2.- A sentence is therefore incongruous, like the Civil Chamber (for all, sentences 604/2019, of November 12, and 31/2020, of January 21), if it grants more than what was requested (ultra petita ), pronounces itself on certain matters regardless of what is requested by the parties (extra petita), some of the claims sustained by the parties are left unanswered and unresolved (citra petita), as long as judicial silence cannot reasonably be interpreted as implied dismissal of the deducted claim. Being perfectly valid that it gives less than what was requested (infra petitum), which does not constitute an inconsistency violation, unless it gave less than what was admitted by the defendant.


3.- In short, the judgment on the consistency of the judicial resolution requires the confrontation between its operative part (dictum) and the object of the process, delimited, in turn, by the subjective elements of the process, the parties, as well as by the objective elements (the cause for requesting), understood as the fact or set of facts that produce legal effects and are essential for the achievement of the requested claims, and the petitum or requested claim itself (judgment of June 13, 2005). In this way, consistency is not measured in relation to the reasoning or argumentation, but by relating what is claimed in the lawsuit with the operative part of the sentence (for all, sentence 294/2012, of May 18).

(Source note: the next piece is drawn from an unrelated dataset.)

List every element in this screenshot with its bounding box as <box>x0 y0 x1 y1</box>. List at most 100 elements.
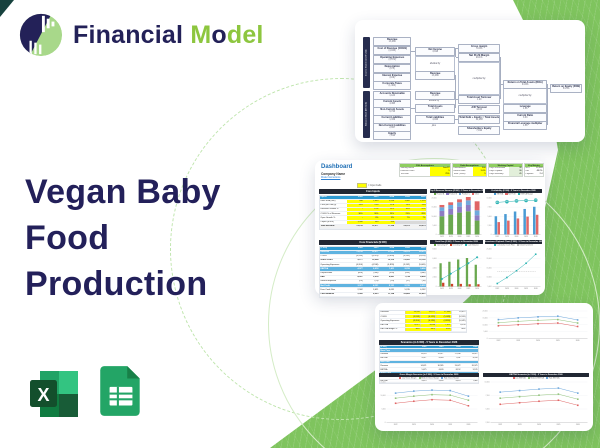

4.-As this court declared in judgment 91/2006, of February 10, citing previous ones: "the cause for requesting is made up of the set of essential facts for achieving the legal consequence sought by the plaintiff (judgment of May 3, 2000 [RJ 2000, 3191]) [...] "The judgment of December 31, 1998 (RJ 1998, 9768) affirms that "docrinally and correctly the cause of requesting , as that legally relevant factual situation and susceptible, therefore, to receive by the competent judicial body, the legal protection requested.From this definition it follows the existence of the elements, whose identity is precise, such as a) a certain "factum" and b) a determined legal consequence in which the facts are subsumed".